Koto has plenty of questions and secrets, most of which she doesn’t know the answers to herself. She is unlike Alice in that regard – who is portrayed as being untroubled yet bored – or my brother and I punching each other in the backyard when left to our own devices. Her father figure (and presumed father) in Inari has to frequently leave her alone, due to his position at the shrine, and her mother is completely absent from her life. Koto doesn’t have time to be bored, as she is constantly dealing with the scrutiny of others and the trickle-down effect from these rumors: being bullied at school. To his credit, Inari makes it abundantly clear that Koto will make her mother proud, and that her mother is one who would love her, were she able to be present.

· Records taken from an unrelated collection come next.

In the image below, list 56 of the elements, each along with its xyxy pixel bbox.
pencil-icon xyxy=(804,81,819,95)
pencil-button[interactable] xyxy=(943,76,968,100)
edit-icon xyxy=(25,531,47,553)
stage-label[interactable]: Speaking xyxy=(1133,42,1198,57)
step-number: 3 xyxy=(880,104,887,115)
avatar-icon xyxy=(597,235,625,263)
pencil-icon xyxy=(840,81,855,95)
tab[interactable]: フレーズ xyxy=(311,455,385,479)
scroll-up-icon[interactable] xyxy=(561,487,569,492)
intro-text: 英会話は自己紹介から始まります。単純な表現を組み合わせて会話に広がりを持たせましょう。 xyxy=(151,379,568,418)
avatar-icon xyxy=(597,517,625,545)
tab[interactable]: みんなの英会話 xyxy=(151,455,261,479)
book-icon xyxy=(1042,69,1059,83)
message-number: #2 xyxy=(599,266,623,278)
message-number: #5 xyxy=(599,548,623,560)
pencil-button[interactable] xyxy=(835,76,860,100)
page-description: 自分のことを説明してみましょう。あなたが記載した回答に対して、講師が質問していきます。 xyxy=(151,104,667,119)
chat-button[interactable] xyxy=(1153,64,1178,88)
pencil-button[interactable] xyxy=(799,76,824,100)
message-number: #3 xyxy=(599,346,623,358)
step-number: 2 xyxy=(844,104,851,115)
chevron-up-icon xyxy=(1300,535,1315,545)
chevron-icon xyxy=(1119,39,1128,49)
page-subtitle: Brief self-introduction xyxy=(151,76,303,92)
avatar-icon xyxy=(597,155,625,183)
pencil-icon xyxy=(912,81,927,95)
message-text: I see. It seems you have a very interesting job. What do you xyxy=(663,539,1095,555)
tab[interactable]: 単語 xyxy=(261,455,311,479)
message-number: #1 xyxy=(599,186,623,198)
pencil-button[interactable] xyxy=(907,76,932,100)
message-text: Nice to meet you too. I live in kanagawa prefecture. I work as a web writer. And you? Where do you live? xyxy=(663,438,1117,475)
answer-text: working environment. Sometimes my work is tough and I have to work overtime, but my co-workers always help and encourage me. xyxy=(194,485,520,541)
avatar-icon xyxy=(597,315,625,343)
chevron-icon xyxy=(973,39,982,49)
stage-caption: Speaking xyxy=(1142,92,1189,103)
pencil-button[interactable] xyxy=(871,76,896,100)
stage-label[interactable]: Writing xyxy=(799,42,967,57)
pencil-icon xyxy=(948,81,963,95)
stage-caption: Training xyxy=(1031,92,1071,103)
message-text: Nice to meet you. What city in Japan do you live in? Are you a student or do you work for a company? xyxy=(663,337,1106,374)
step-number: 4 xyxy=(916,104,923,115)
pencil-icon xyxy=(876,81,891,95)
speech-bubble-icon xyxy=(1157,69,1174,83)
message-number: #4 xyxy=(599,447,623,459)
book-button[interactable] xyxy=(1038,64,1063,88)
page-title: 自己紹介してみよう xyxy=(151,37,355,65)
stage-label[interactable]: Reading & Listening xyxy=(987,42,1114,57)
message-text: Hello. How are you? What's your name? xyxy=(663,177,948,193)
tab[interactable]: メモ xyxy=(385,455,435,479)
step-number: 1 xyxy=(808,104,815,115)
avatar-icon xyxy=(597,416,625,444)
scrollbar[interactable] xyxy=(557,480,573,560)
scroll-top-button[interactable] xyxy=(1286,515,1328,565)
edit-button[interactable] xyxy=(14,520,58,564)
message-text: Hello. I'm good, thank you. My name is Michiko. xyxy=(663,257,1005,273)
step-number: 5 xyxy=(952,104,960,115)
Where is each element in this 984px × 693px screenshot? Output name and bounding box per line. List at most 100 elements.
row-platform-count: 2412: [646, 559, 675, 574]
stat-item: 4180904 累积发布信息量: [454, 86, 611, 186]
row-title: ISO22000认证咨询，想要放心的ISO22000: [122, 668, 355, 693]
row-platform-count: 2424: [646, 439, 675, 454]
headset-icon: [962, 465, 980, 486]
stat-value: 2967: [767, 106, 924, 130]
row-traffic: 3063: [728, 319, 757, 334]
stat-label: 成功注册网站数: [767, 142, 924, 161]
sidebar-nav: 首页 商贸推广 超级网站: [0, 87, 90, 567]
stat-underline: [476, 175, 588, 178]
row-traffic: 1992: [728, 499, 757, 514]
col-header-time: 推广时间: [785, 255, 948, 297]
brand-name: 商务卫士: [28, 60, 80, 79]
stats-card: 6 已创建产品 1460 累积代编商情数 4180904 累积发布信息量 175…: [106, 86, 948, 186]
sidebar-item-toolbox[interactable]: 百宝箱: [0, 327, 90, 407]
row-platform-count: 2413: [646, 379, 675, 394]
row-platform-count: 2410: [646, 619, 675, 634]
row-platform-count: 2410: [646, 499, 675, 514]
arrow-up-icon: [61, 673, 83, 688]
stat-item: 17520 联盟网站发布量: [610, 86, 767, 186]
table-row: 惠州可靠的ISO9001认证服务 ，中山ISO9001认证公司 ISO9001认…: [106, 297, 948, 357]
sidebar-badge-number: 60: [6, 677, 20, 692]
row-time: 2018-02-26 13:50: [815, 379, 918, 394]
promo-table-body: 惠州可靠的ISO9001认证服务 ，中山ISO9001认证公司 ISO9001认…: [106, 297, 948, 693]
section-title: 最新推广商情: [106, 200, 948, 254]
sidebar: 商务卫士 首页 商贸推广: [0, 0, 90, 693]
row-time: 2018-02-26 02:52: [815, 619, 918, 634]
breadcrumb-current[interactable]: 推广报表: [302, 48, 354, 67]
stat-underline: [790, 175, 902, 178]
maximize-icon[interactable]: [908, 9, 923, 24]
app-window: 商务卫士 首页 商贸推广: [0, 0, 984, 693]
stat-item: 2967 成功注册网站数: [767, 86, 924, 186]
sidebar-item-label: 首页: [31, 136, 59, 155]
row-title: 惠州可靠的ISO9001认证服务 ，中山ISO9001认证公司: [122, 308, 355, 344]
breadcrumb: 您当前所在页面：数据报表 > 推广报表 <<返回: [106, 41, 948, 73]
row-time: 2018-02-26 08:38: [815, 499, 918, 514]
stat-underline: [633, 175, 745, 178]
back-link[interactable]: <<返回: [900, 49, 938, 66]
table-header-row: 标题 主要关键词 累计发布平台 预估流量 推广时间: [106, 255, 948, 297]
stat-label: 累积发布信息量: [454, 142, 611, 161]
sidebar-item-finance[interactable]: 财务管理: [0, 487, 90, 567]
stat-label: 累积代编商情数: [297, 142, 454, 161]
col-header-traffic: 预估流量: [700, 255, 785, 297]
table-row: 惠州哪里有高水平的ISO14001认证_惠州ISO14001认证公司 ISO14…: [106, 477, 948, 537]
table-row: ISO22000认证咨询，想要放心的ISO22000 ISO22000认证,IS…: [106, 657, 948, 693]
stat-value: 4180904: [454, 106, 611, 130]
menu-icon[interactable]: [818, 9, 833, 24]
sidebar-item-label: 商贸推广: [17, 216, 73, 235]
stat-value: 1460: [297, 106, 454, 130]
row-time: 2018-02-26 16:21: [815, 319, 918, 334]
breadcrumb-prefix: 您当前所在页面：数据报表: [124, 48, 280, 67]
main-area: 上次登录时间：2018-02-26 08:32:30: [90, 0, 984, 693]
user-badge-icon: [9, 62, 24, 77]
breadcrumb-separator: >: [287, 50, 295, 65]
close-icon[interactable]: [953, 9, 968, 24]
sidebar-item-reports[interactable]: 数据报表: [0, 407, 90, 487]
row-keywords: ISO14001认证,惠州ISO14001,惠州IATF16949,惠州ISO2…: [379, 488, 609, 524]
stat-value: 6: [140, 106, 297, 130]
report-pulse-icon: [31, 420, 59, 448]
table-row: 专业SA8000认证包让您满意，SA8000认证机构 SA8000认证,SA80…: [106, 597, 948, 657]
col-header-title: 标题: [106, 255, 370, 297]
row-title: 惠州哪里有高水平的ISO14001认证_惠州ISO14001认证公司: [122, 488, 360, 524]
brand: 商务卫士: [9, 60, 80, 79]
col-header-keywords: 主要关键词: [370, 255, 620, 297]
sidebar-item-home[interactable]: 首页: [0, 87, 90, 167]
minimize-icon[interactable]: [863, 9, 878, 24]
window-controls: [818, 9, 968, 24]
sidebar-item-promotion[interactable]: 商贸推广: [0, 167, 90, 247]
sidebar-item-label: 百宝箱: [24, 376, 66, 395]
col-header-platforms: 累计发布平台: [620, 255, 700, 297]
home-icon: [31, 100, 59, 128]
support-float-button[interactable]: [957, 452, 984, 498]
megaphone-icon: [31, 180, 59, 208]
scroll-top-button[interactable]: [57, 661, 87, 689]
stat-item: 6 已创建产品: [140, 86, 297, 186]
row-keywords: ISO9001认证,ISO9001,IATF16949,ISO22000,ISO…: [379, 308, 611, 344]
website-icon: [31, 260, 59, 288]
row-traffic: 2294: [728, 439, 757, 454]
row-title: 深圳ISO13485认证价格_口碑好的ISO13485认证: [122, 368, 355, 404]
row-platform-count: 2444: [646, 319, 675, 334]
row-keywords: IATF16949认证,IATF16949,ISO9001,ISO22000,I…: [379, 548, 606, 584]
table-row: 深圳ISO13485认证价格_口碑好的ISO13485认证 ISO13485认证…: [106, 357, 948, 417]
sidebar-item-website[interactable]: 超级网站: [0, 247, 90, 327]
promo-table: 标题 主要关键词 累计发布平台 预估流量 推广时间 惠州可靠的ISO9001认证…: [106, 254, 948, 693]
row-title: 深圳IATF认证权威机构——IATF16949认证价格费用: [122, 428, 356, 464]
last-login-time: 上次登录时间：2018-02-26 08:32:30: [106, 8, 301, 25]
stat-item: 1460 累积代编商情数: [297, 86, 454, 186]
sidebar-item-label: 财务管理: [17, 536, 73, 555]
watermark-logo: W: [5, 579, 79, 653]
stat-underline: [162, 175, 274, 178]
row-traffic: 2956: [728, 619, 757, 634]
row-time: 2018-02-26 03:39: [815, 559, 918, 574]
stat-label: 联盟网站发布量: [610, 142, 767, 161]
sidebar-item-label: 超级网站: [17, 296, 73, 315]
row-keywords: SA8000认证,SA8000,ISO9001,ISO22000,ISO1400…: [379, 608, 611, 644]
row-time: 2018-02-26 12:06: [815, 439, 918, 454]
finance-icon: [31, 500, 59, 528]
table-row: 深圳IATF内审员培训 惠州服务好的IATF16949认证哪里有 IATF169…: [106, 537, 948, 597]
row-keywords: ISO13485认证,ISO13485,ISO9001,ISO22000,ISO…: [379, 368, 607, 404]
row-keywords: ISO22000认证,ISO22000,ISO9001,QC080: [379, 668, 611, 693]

The climax of the episode comes when Koto discovers Inari crying to himself in front of an ink painting of the black rabbit. It is here that she changes her ubiquitous cry of, “I have a secret.” to, “We have a secret!” said in an infectiously joyful manner (to give credit where credit is due, Rie Kugimiya is wonderful as Koto). The scene switches back and forth from the time Koto discovered Inari crying, to Koto’s own discovery and limited interaction with the specter of the rabbit. It’s difficult to know just how much Koto understands about her own situation; however, there’s a wonderful peace that settles upon her following this discovery of her father’s supposed weakness through crying.
Koto, and Inari, are both stronger following their tears, not in spite of them. After all, Alice cried a river while in wonderland, and she still managed to make it back home.